The tape job was a brief reprieve.

Drilling returns down the line with authority and frequently following her shots forward, Williams put the Romanian under pressure. Dulgheru double-faulted bringing an ignominious end to a shutout set as Williams forced a decider after 87 minutes.

A running forehand pass gave Dulgheru a second break point in the third game of the final set. Bending low to the ball, Williams smacked a backhand down the line to deny it, eventually holding for 2-1.

 

Amping up the pace of her drives, Williams repeatedly stretched the Romanian wide on the backhand side. The 38-year-old American drew an errant backhand breaking at 15 for 3-1.
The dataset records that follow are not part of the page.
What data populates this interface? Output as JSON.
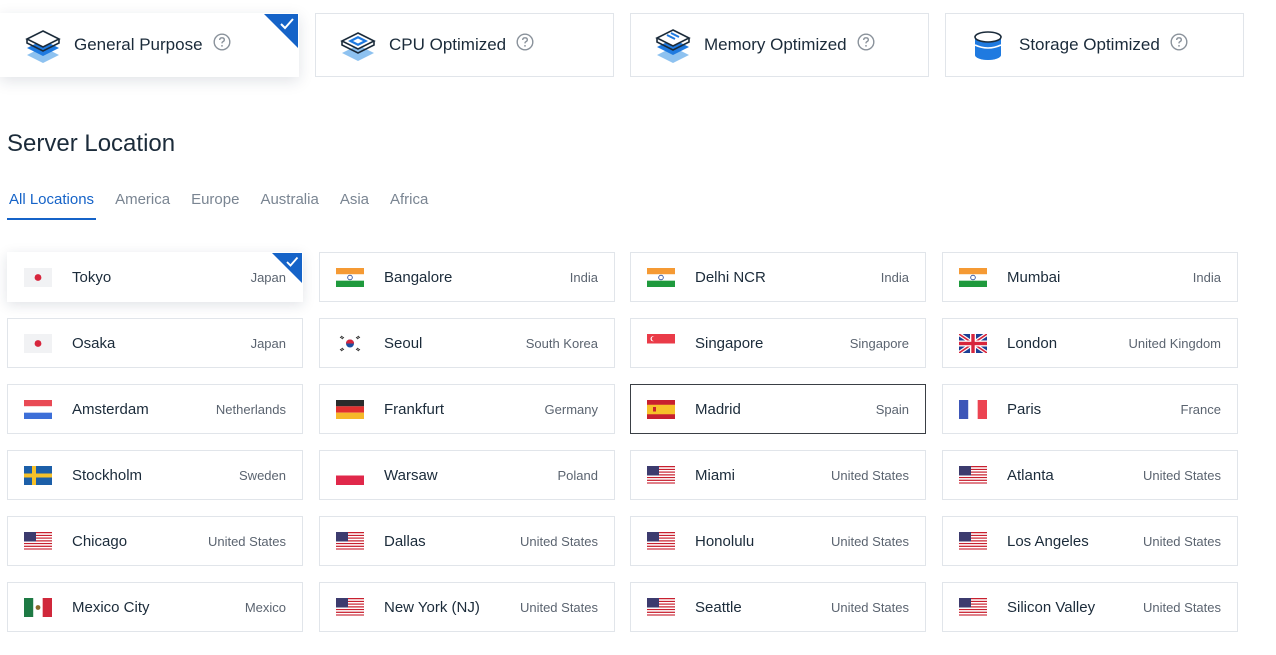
{
  "plans": [
    {
      "title": "General Purpose",
      "icon": "stack-layers-icon",
      "selected": true
    },
    {
      "title": "CPU Optimized",
      "icon": "cpu-chip-icon",
      "selected": false
    },
    {
      "title": "Memory Optimized",
      "icon": "memory-module-icon",
      "selected": false
    },
    {
      "title": "Storage Optimized",
      "icon": "storage-disk-icon",
      "selected": false
    }
  ],
  "section_title": "Server Location",
  "tabs": [
    "All Locations",
    "America",
    "Europe",
    "Australia",
    "Asia",
    "Africa"
  ],
  "active_tab": "All Locations",
  "accent_color": "#1563c8",
  "locations": [
    {
      "city": "Tokyo",
      "country": "Japan",
      "flag": "jp",
      "selected": true
    },
    {
      "city": "Bangalore",
      "country": "India",
      "flag": "in"
    },
    {
      "city": "Delhi NCR",
      "country": "India",
      "flag": "in"
    },
    {
      "city": "Mumbai",
      "country": "India",
      "flag": "in"
    },
    {
      "city": "Osaka",
      "country": "Japan",
      "flag": "jp"
    },
    {
      "city": "Seoul",
      "country": "South Korea",
      "flag": "kr"
    },
    {
      "city": "Singapore",
      "country": "Singapore",
      "flag": "sg"
    },
    {
      "city": "London",
      "country": "United Kingdom",
      "flag": "gb"
    },
    {
      "city": "Amsterdam",
      "country": "Netherlands",
      "flag": "nl"
    },
    {
      "city": "Frankfurt",
      "country": "Germany",
      "flag": "de"
    },
    {
      "city": "Madrid",
      "country": "Spain",
      "flag": "es",
      "hover": true
    },
    {
      "city": "Paris",
      "country": "France",
      "flag": "fr"
    },
    {
      "city": "Stockholm",
      "country": "Sweden",
      "flag": "se"
    },
    {
      "city": "Warsaw",
      "country": "Poland",
      "flag": "pl"
    },
    {
      "city": "Miami",
      "country": "United States",
      "flag": "us"
    },
    {
      "city": "Atlanta",
      "country": "United States",
      "flag": "us"
    },
    {
      "city": "Chicago",
      "country": "United States",
      "flag": "us"
    },
    {
      "city": "Dallas",
      "country": "United States",
      "flag": "us"
    },
    {
      "city": "Honolulu",
      "country": "United States",
      "flag": "us"
    },
    {
      "city": "Los Angeles",
      "country": "United States",
      "flag": "us"
    },
    {
      "city": "Mexico City",
      "country": "Mexico",
      "flag": "mx"
    },
    {
      "city": "New York (NJ)",
      "country": "United States",
      "flag": "us"
    },
    {
      "city": "Seattle",
      "country": "United States",
      "flag": "us"
    },
    {
      "city": "Silicon Valley",
      "country": "United States",
      "flag": "us"
    }
  ]
}
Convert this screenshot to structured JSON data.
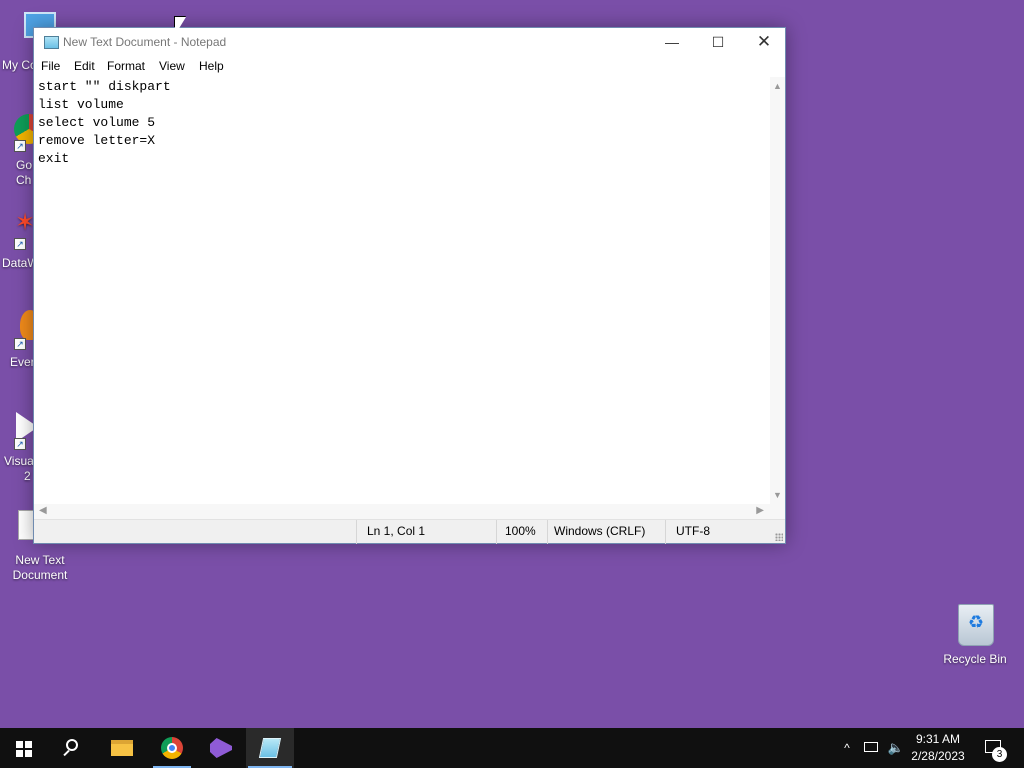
{
  "desktop": {
    "background": "#7a4fa8",
    "icons": {
      "this_pc": "My Co",
      "chrome_1": "Go",
      "chrome_2": "Ch",
      "datawrapper": "DataW",
      "evernote": "Ever",
      "visual_studio_1": "Visua",
      "visual_studio_2": "2",
      "new_text_document": "New Text\nDocument",
      "recycle_bin": "Recycle Bin"
    }
  },
  "window": {
    "title": "New Text Document - Notepad",
    "controls": {
      "minimize": "—",
      "maximize": "☐",
      "close": "✕"
    },
    "menu": [
      "File",
      "Edit",
      "Format",
      "View",
      "Help"
    ],
    "content": "start \"\" diskpart\nlist volume\nselect volume 5\nremove letter=X\nexit",
    "status": {
      "position": "Ln 1, Col 1",
      "zoom": "100%",
      "line_ending": "Windows (CRLF)",
      "encoding": "UTF-8"
    }
  },
  "taskbar": {
    "pinned": [
      "start-icon",
      "search-icon",
      "file-explorer-icon",
      "chrome-icon",
      "visual-studio-icon",
      "notepad-icon"
    ],
    "active_app": "Notepad",
    "tray": {
      "chevron": "^",
      "volume": "🔈",
      "time": "9:31 AM",
      "date": "2/28/2023",
      "notification_count": "3"
    }
  }
}
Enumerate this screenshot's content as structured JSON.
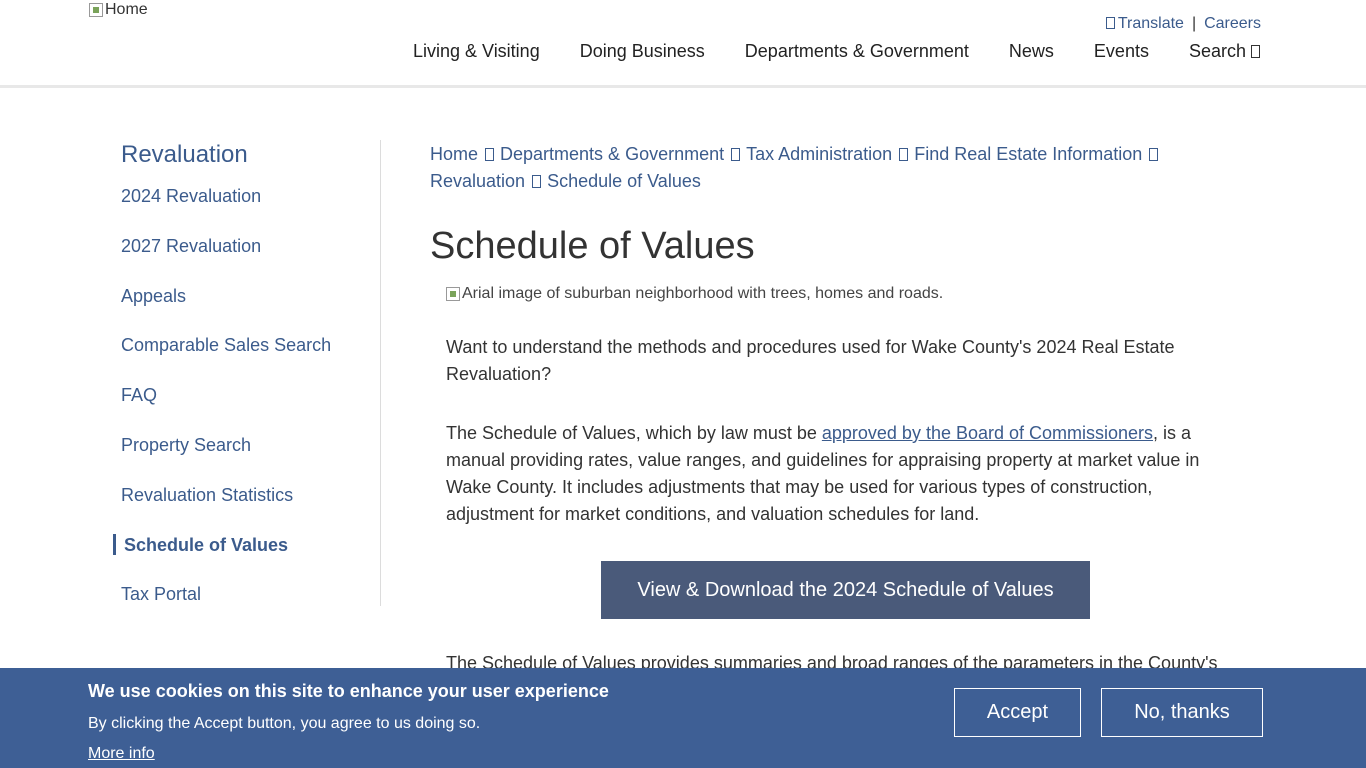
{
  "header": {
    "logo_alt": "Home",
    "utility": {
      "translate": "Translate",
      "separator": "|",
      "careers": "Careers"
    },
    "nav": [
      "Living & Visiting",
      "Doing Business",
      "Departments & Government",
      "News",
      "Events",
      "Search"
    ]
  },
  "sidebar": {
    "title": "Revaluation",
    "items": [
      {
        "label": "2024 Revaluation"
      },
      {
        "label": "2027 Revaluation"
      },
      {
        "label": "Appeals"
      },
      {
        "label": "Comparable Sales Search"
      },
      {
        "label": "FAQ"
      },
      {
        "label": "Property Search"
      },
      {
        "label": "Revaluation Statistics"
      },
      {
        "label": "Schedule of Values"
      },
      {
        "label": "Tax Portal"
      }
    ],
    "active_index": 7
  },
  "breadcrumb": [
    "Home",
    "Departments & Government",
    "Tax Administration",
    "Find Real Estate Information",
    "Revaluation",
    "Schedule of Values"
  ],
  "main": {
    "title": "Schedule of Values",
    "hero_alt": "Arial image of suburban neighborhood with trees, homes and roads.",
    "p1": "Want to understand the methods and procedures used for Wake County's 2024 Real Estate Revaluation?",
    "p2_before": "The Schedule of Values, which by law must be ",
    "p2_link": "approved by the Board of Commissioners",
    "p2_after": ", is a manual providing rates, value ranges, and guidelines for appraising  property at market value in Wake County. It includes adjustments that may be used for various types of construction, adjustment for market conditions, and valuation schedules for land.",
    "cta": "View & Download the 2024 Schedule of Values",
    "p3": "The Schedule of Values provides summaries and broad ranges of the parameters in the County's"
  },
  "cookie": {
    "heading": "We use cookies on this site to enhance your user experience",
    "desc": "By clicking the Accept button, you agree to us doing so.",
    "more": "More info",
    "accept": "Accept",
    "decline": "No, thanks"
  },
  "colors": {
    "link": "#3b5b8c",
    "banner": "#3e5f95",
    "cta": "#4a5a7a"
  }
}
A sometimes unruly forehand plagued Williams in the first set, but by the final set she was hammering away with that wing. Williams won a forehand-to-forehand exchange breaking again for 5-1.

Blasting a 112 mph serve into the body, Williams wrapped a dynamic one hour, 59-minute victory, improving to 18-1 in second-round Wimbledon matches.

Continuing her quest for her 50th career title, Williams will want to get off the mark quicker when she plays either 20th-seeded Kiki Bertens for a spot in the round of 16.

Bertens blasted by 19-year-old Russian Anna Blinkova, 6-4, 6-0, on the strength of six service breaks.

On the 10th anniversary of her last Wimbledon title, Williams knows she must lift her level against the hard-hitting Bertens.

In a sweaty, topsy-turvy thriller, Williams roared back from a 1-4 third-set deficit and fought off three match points beating a cramping Bertens, 5-7, 6-3, 7-5, into the Miami Open round of 16 in March.

“I’m going to try to play well,” Williams said. “I don’t know what exactly to expect other than to continue to try to improve my game. I’ve done that in both my matches, just continued to play better and better throughout the match.

“I feel confident that I can do that. What happens on her side of the net will be out of my control. I mean, it’s the third round now. I’m sure she has some momentum and probably will be playing well.”

Twirling in a celebratory wave to Court No. 1 fans, Williams will aim to continue her customary run toward the second week. Venus has reached the Wimbledon fourth round or better in nine of the last 12 years.

Editors Note: Tennis needs maternity leaves. It just does. There were something like a  half a dozen moms in draw and over a dozen married men that are dads or soon to be dads.

SERENA won today. Looking fierce and beat Bulgarian Tomova 6-1,6-4.